Job never tried to hide his thoughts and feelings from God. He was utterly transparent to the Lord. He laid it all out there for God to see. Job complained to God, he argued with God, he challenged God, he expressed his gravest doubts before God, his darkest thoughts. But he never relinquished his deep faith and trust in God. Job knew he was helpless and vulnerable before a powerful God, and that only God could save him from these calamities. He trusted that God was eminently fair and just, and so he kept his hopes alive. Job was in prayer constantly, he kept speaking to God. “I am not silenced by the darkness.” (23:19). The disturbing thing in the book of Job is, until the big theophany at the end, God kept Job in the dark during most of his suffering. Job cried out to God, but for the most part God didn’t answer.
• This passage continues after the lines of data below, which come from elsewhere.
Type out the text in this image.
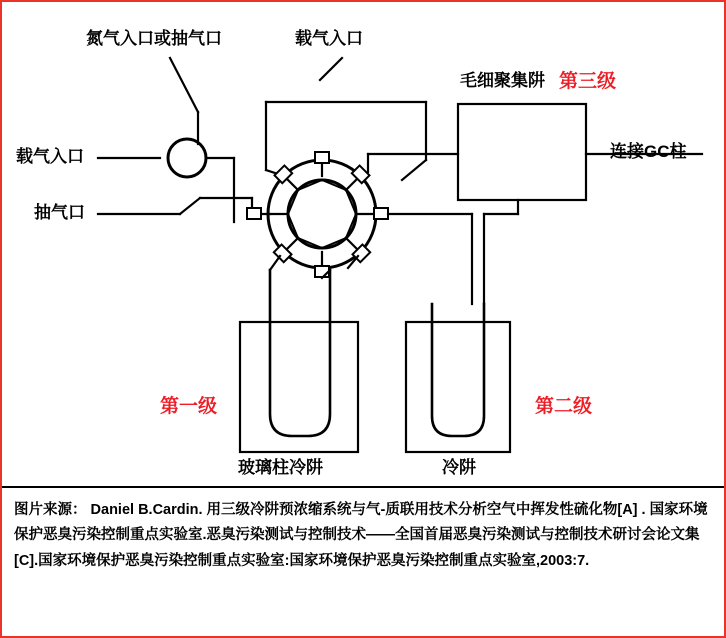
氮气入口或抽气口	载气入口
载气入口
抽气口
毛细聚集阱 第三级
连接GC柱
第一级	第二级
玻璃柱冷阱	冷阱
图片来源： Daniel B.Cardin. 用三级冷阱预浓缩系统与气-质联用技术分析空气中挥发性硫化物[A] . 国家环境保护恶臭污染控制重点实验室.恶臭污染测试与控制技术——全国首届恶臭污染测试与控制技术研讨会论文集[C].国家环境保护恶臭污染控制重点实验室:国家环境保护恶臭污染控制重点实验室,2003:7.
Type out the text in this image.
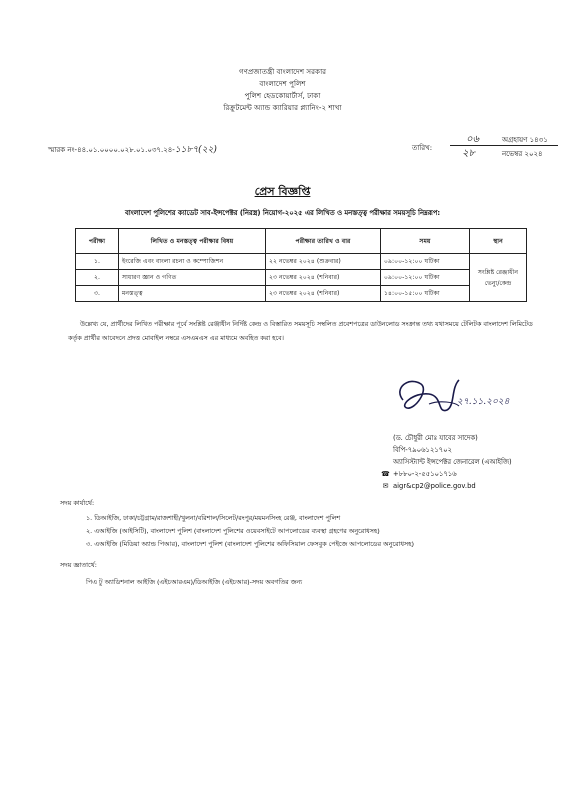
গণপ্রজাতন্ত্রী বাংলাদেশ সরকার
বাংলাদেশ পুলিশ
পুলিশ হেডকোয়ার্টার্স, ঢাকা
রিক্রুটমেন্ট অ্যান্ড ক্যারিয়ার প্ল্যানিং-২ শাখা
স্মারক নং-৪৪.০১.০০০০.০২৮.০১.০৩৭.২৪-১১৮৭(২২)	তারিখ:
০৬	অগ্রহায়ণ ১৪৩১
২৮	নভেম্বর ২০২৪
প্রেস বিজ্ঞপ্তি
বাংলাদেশ পুলিশের ক্যাডেট সাব-ইন্সপেক্টর (নিরস্ত্র) নিয়োগ-২০২৫ এর লিখিত ও মনস্তত্ত্ব পরীক্ষার সময়সূচি নিম্নরূপ:
পরীক্ষা	লিখিত ও মনস্তত্ত্ব পরীক্ষার বিষয়	পরীক্ষার তারিখ ও বার	সময়	স্থান
১.	ইংরেজি এবং বাংলা রচনা ও কম্পোজিশন	২২ নভেম্বর ২০২৪ (শুক্রবার)	০৯:০০-১২:০০ ঘটিকা	সংশ্লিষ্ট রেঞ্জাধীন ভেন্যু/কেন্দ্র
২.	সাধারণ জ্ঞান ও গণিত	২৩ নভেম্বর ২০২৪ (শনিবার)	০৯:০০-১২:০০ ঘটিকা	
৩.	মনস্তত্ত্ব	২৩ নভেম্বর ২০২৪ (শনিবার)	১৪:০০-১৫:০০ ঘটিকা	
উল্লেখ্য যে, প্রার্থীদের লিখিত পরীক্ষার পূর্বে সংশ্লিষ্ট রেঞ্জাধীন নির্দিষ্ট কেন্দ্র ও বিস্তারিত সময়সূচি সম্বলিত প্রবেশপত্রের ডাউনলোড সংক্রান্ত তথ্য যথাসময়ে টেলিটক বাংলাদেশ লিমিটেড কর্তৃক প্রার্থীর আবেদনে প্রদত্ত মোবাইল নম্বরে এসএমএস এর মাধ্যমে অবহিত করা হবে।
২৭.১১.২০২৪
(ড. চৌধুরী মোঃ যাবের সাদেক)
বিপি-৭৯০৬১২১৭০২
অ্যাসিস্ট্যান্ট ইন্সপেক্টর জেনারেল (এআইজি)
☎ +৮৮০-২-৫৫১০১৭১৬
✉ aigr&cp2@police.gov.bd
সদয় কার্যার্থে:
১. ডিআইজি, ঢাকা/চট্টগ্রাম/রাজশাহী/খুলনা/বরিশাল/সিলেট/রংপুর/ময়মনসিংহ রেঞ্জ, বাংলাদেশ পুলিশ
২. এআইজি (আইসিটি), বাংলাদেশ পুলিশ (বাংলাদেশ পুলিশের ওয়েবসাইটে আপলোডের ব্যবস্থা গ্রহণের অনুরোধসহ)
৩. এআইজি (মিডিয়া অ্যান্ড পিআর), বাংলাদেশ পুলিশ (বাংলাদেশ পুলিশের অফিসিয়াল ফেসবুক পেইজে আপলোডের অনুরোধসহ)
সদয় জ্ঞাতার্থে:
পিএ টু অ্যাডিশনাল আইজি (এইচআরএম)/ডিআইজি (এইচআর)-সদয় অবগতির জন্য
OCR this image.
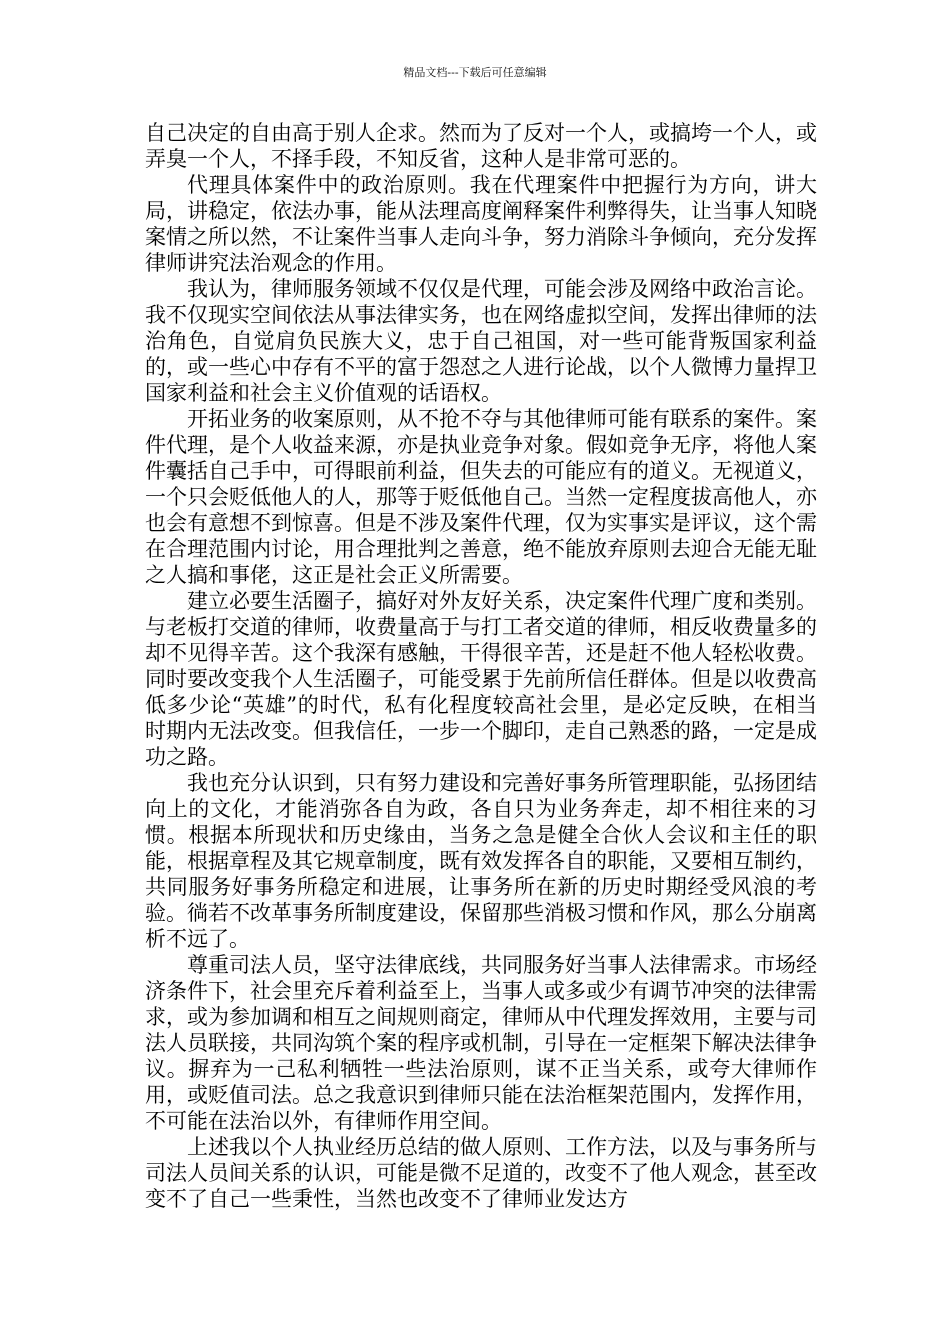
精品文档---下载后可任意编辑

自己决定的自由高于别人企求。然而为了反对一个人，或搞垮一个人，或弄臭一个人，不择手段，不知反省，这种人是非常可恶的。

代理具体案件中的政治原则。我在代理案件中把握行为方向，讲大局，讲稳定，依法办事，能从法理高度阐释案件利弊得失，让当事人知晓案情之所以然，不让案件当事人走向斗争，努力消除斗争倾向，充分发挥律师讲究法治观念的作用。

我认为，律师服务领域不仅仅是代理，可能会涉及网络中政治言论。我不仅现实空间依法从事法律实务，也在网络虚拟空间，发挥出律师的法治角色，自觉肩负民族大义，忠于自己祖国，对一些可能背叛国家利益的，或一些心中存有不平的富于怨怼之人进行论战，以个人微博力量捍卫国家利益和社会主义价值观的话语权。

开拓业务的收案原则，从不抢不夺与其他律师可能有联系的案件。案件代理，是个人收益来源，亦是执业竞争对象。假如竞争无序，将他人案件囊括自己手中，可得眼前利益，但失去的可能应有的道义。无视道义，一个只会贬低他人的人，那等于贬低他自己。当然一定程度拔高他人，亦也会有意想不到惊喜。但是不涉及案件代理，仅为实事实是评议，这个需在合理范围内讨论，用合理批判之善意，绝不能放弃原则去迎合无能无耻之人搞和事佬，这正是社会正义所需要。

建立必要生活圈子，搞好对外友好关系，决定案件代理广度和类别。与老板打交道的律师，收费量高于与打工者交道的律师，相反收费量多的却不见得辛苦。这个我深有感触，干得很辛苦，还是赶不他人轻松收费。同时要改变我个人生活圈子，可能受累于先前所信任群体。但是以收费高低多少论“英雄”的时代，私有化程度较高社会里，是必定反映，在相当时期内无法改变。但我信任，一步一个脚印，走自己熟悉的路，一定是成功之路。

我也充分认识到，只有努力建设和完善好事务所管理职能，弘扬团结向上的文化，才能消弥各自为政，各自只为业务奔走，却不相往来的习惯。根据本所现状和历史缘由，当务之急是健全合伙人会议和主任的职能，根据章程及其它规章制度，既有效发挥各自的职能，又要相互制约，共同服务好事务所稳定和进展，让事务所在新的历史时期经受风浪的考验。徜若不改革事务所制度建设，保留那些消极习惯和作风，那么分崩离析不远了。

尊重司法人员，坚守法律底线，共同服务好当事人法律需求。市场经济条件下，社会里充斥着利益至上，当事人或多或少有调节冲突的法律需求，或为参加调和相互之间规则商定，律师从中代理发挥效用，主要与司法人员联接，共同沟筑个案的程序或机制，引导在一定框架下解决法律争议。摒弃为一己私利牺牲一些法治原则，谋不正当关系，或夸大律师作用，或贬值司法。总之我意识到律师只能在法治框架范围内，发挥作用，不可能在法治以外，有律师作用空间。

上述我以个人执业经历总结的做人原则、工作方法，以及与事务所与司法人员间关系的认识，可能是微不足道的，改变不了他人观念，甚至改变不了自己一些秉性，当然也改变不了律师业发达方
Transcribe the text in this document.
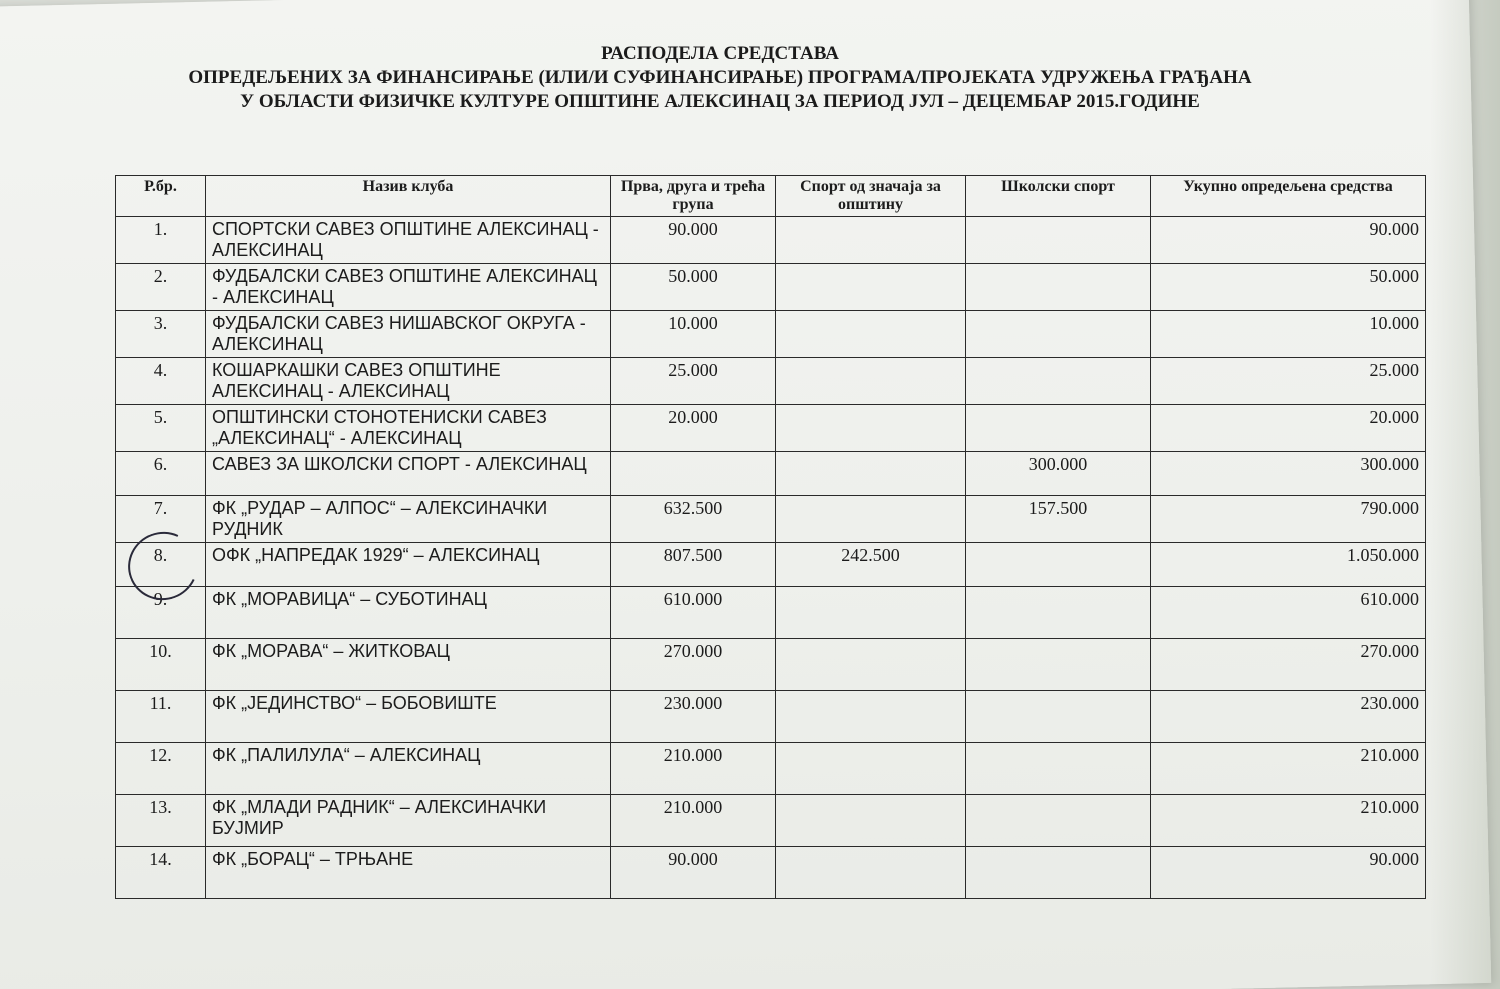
РАСПОДЕЛА СРЕДСТАВА
ОПРЕДЕЉЕНИХ ЗА ФИНАНСИРАЊЕ (ИЛИ/И СУФИНАНСИРАЊЕ) ПРОГРАМА/ПРОЈЕКАТА УДРУЖЕЊА ГРАЂАНА
У ОБЛАСТИ ФИЗИЧКЕ КУЛТУРЕ ОПШТИНЕ АЛЕКСИНАЦ ЗА ПЕРИОД ЈУЛ – ДЕЦЕМБАР 2015.ГОДИНЕ
Р.бр.	Назив клуба	Прва, друга и трећа група	Спорт од значаја за општину	Школски спорт	Укупно опредељена средства
1.	СПОРТСКИ САВЕЗ ОПШТИНЕ АЛЕКСИНАЦ - АЛЕКСИНАЦ	90.000			90.000
2.	ФУДБАЛСКИ САВЕЗ ОПШТИНЕ АЛЕКСИНАЦ - АЛЕКСИНАЦ	50.000			50.000
3.	ФУДБАЛСКИ САВЕЗ НИШАВСКОГ ОКРУГА - АЛЕКСИНАЦ	10.000			10.000
4.	КОШАРКАШКИ САВЕЗ ОПШТИНЕ АЛЕКСИНАЦ - АЛЕКСИНАЦ	25.000			25.000
5.	ОПШТИНСКИ СТОНОТЕНИСКИ САВЕЗ „АЛЕКСИНАЦ“ - АЛЕКСИНАЦ	20.000			20.000
6.	САВЕЗ ЗА ШКОЛСКИ СПОРТ - АЛЕКСИНАЦ			300.000	300.000
7.	ФК „РУДАР – АЛПОС“ – АЛЕКСИНАЧКИ РУДНИК	632.500		157.500	790.000
8.	ОФК „НАПРЕДАК 1929“ – АЛЕКСИНАЦ	807.500	242.500		1.050.000
9.	ФК „МОРАВИЦА“ – СУБОТИНАЦ	610.000			610.000
10.	ФК „МОРАВА“ – ЖИТКОВАЦ	270.000			270.000
11.	ФК „ЈЕДИНСТВО“ – БОБОВИШТЕ	230.000			230.000
12.	ФК „ПАЛИЛУЛА“ – АЛЕКСИНАЦ	210.000			210.000
13.	ФК „МЛАДИ РАДНИК“ – АЛЕКСИНАЧКИ БУЈМИР	210.000			210.000
14.	ФК „БОРАЦ“ – ТРЊАНЕ	90.000			90.000
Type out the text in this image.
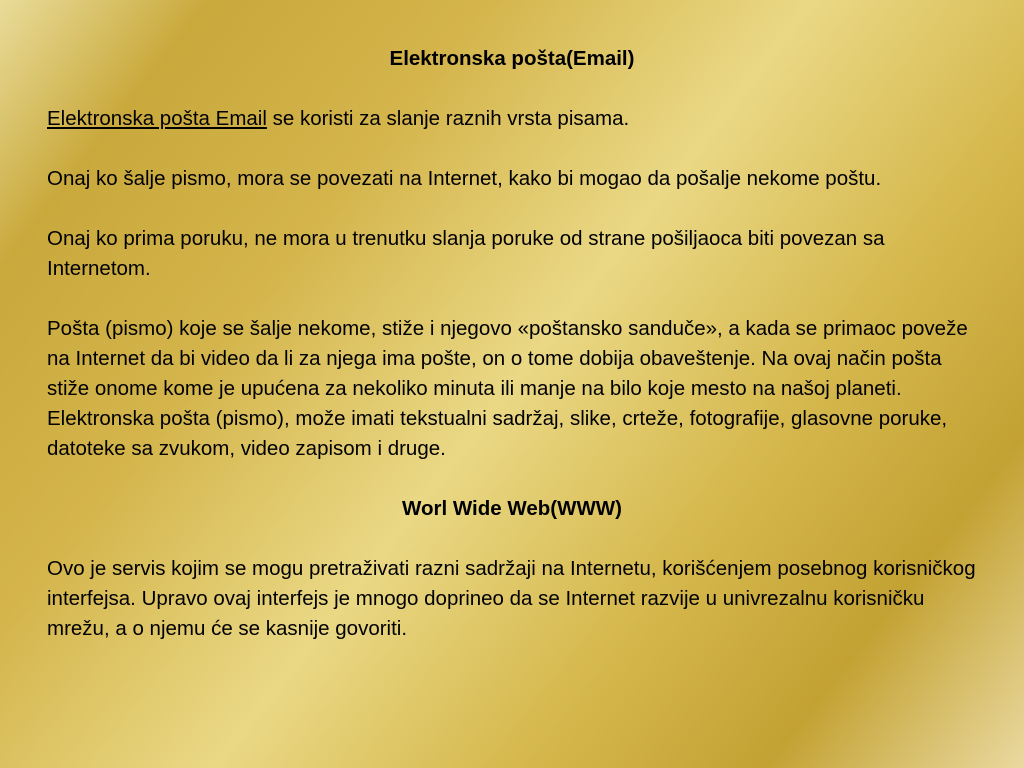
Elektronska pošta(Email)

Elektronska pošta Email se koristi za slanje raznih vrsta pisama.

Onaj ko šalje pismo, mora se povezati na Internet, kako bi mogao da pošalje nekome poštu.

Onaj ko prima poruku, ne mora u trenutku slanja poruke od strane pošiljaoca biti povezan sa Internetom.

Pošta (pismo) koje se šalje nekome, stiže i njegovo «poštansko sanduče», a kada se primaoc poveže na Internet da bi video da li za njega ima pošte, on o tome dobija obaveštenje. Na ovaj način pošta stiže onome kome je upućena za nekoliko minuta ili manje na bilo koje mesto na našoj planeti. Elektronska pošta (pismo), može imati tekstualni sadržaj, slike, crteže, fotografije, glasovne poruke, datoteke sa zvukom, video zapisom i druge.

Worl Wide Web(WWW)

Ovo je servis kojim se mogu pretraživati razni sadržaji na Internetu, korišćenjem posebnog korisničkog interfejsa. Upravo ovaj interfejs je mnogo doprineo da se Internet razvije u univrezalnu korisničku mrežu, a o njemu će se kasnije govoriti.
Ellen Davis offers this piece fo insight in her book Getting involved with God… “What goads and guides Job through his pain is simply the determination not to let God off the hook for a moment. Eventually Job’s determination to hold God accountable to himself becomes his hope of redemption.” As Job triumphantly says in 19:25, “For I know that my Redeemer lives. And He shall stand at last on the earth; and after my skin is destroyed, this I know. That in my flesh I shall see God, whom I shall see for myself.”
As open and candid as Job is before God, isn’t it interesting and impressive to learn that “Job did not sin with his lips.” (2:10). And that in the end, God says that “Job has spoken accurately about Me.” (42:7-8).
Job sometimes offered what appeared to be random insights about his life and plight. In 32:1 he offers a simple strategy to avoid lust… “I made a covenant with my eyes not to look lustfully at a young woman.” He basically made a promise with his eyes that he would refrain from looking lustfully at a woman. Would that all men make a similar covenant with their eyes.
In the end of the book, God didn’t give the answers Job had been looking for. God appeared, and His presence was the answer. God Himself is the answer to all the Why questions. God offered His splendor and majesty and creative power, and even His sense of humor, and Job could only respond with awe. ‘”I am unworthy. I put my hand over my mouth.” (40:3). Job silently confirmed his earlier thoughts that we are only on the “outer fringes of your works. How faint the whisper we hear of Him.” (26:7,14). Job is wise enough to know that he is merely standing on the border of His ways. When all was said and done after God and Job finally interacted, God accepted Job, and Job grew in his knowledge of the unfathomable God.
Job never yielded to the temptations of sinning with his lips, of cursing God and giving up, of relinquishing the deep trust in God that Job enjoyed. His three hapless friends were forgiven by God after Job prayed for them, and they were redeemed after their disastrous verbal persecution of Job. Mike Mason wonders if perhaps that was one of the reasons for Job’s suffering, that his friends would in the end find their salvation. And interestingly, it is only after Job’s intercessions for his friends that he is healed and made prosperous again. There are no simple answers to why we at times plead with God in the dark and there is no answer. That only adds to the immense mystery of suffering at the hands of a righteous God.